More than anyone else, project leaders and mangers ask me again and again one question: “Does a Kanban board replace a project plan?” The answer is, as is often the case with me, “It depends.” First of all, a plan mostly describes the timeframe of a project in advance. The question is for which type of initiatives this makes sense. For example, the ideas in an innovation process are difficult to generate according to a plan. You cannot simply say, “By milestone X, I will have a groundbreaking idea.” It looks different, however, for tasks and processes that are denoted as highly certain. An automobile supplier knows inside and out how to develop a standard steering wheel and approximately how long it takes. Small modifications don’t have a great effect because the basic principle doesn’t change. In this case, plans help to maintain an overview and give a relatively stable preview of what will and can happen after coordinating with other plans.
What I want to say is: Plans make more or less sense depending on the context.
So.
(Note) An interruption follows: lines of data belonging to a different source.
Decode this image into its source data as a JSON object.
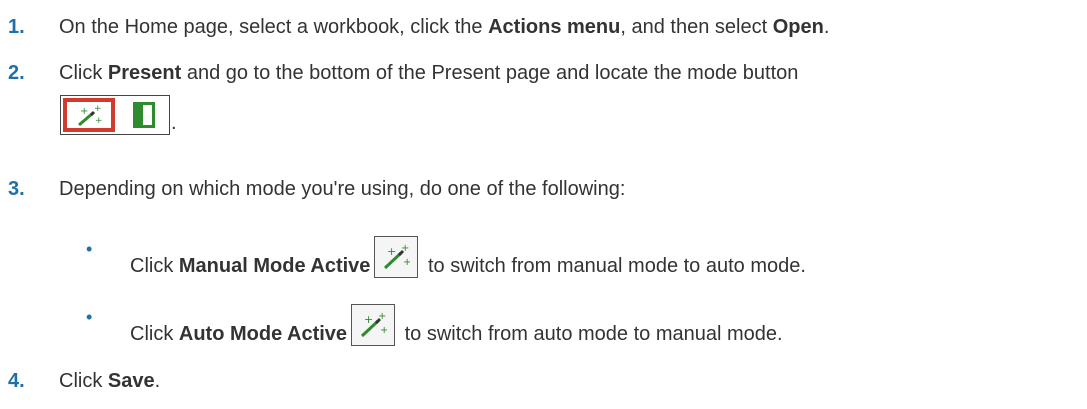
{
  "steps": [
    {
      "number": "1.",
      "pre": "On the Home page, select a workbook, click the ",
      "bold1": "Actions menu",
      "mid": ", and then select ",
      "bold2": "Open",
      "post": "."
    },
    {
      "number": "2.",
      "pre": "Click ",
      "bold1": "Present",
      "post": " and go to the bottom of the Present page and locate the mode button",
      "tail": "."
    },
    {
      "number": "3.",
      "text": "Depending on which mode you're using, do one of the following:",
      "bullets": [
        {
          "pre": "Click ",
          "bold": "Manual Mode Active",
          "post": " to switch from manual mode to auto mode."
        },
        {
          "pre": "Click ",
          "bold": "Auto Mode Active",
          "post": " to switch from auto mode to manual mode."
        }
      ]
    },
    {
      "number": "4.",
      "pre": "Click ",
      "bold1": "Save",
      "post": "."
    }
  ],
  "bullet_char": "•",
  "icons": {
    "wand": "magic-wand-icon",
    "panel": "panel-icon"
  },
  "colors": {
    "step_number": "#1f6fa8",
    "highlight_border": "#d23b2b",
    "wand_green": "#2e8b2e"
  }
}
If I hold myself to the definition that a plan describes a timeframe, then the visualization of work on a Kanban board is not a plan, just a part of one. A Kanban system only shows a snapshot of what is relevant right now and why it is being worked on right now and which dependencies exist right now. What happened before the current right now can be found in the Done area, i.e. the work that was just completed. What will, and should, come after the current right now can be found in the Option area. Within a plan, a Kanban system can help keep an overview of the upcoming and completed work, help guide the right players to have the right discussions in front of the board, help manage the dependencies, remove blockers, help bring the work into a logical sequence and help maintain a good workflow by limiting parallel work.
In principle, a Kanban system is an additional tool for the project plan.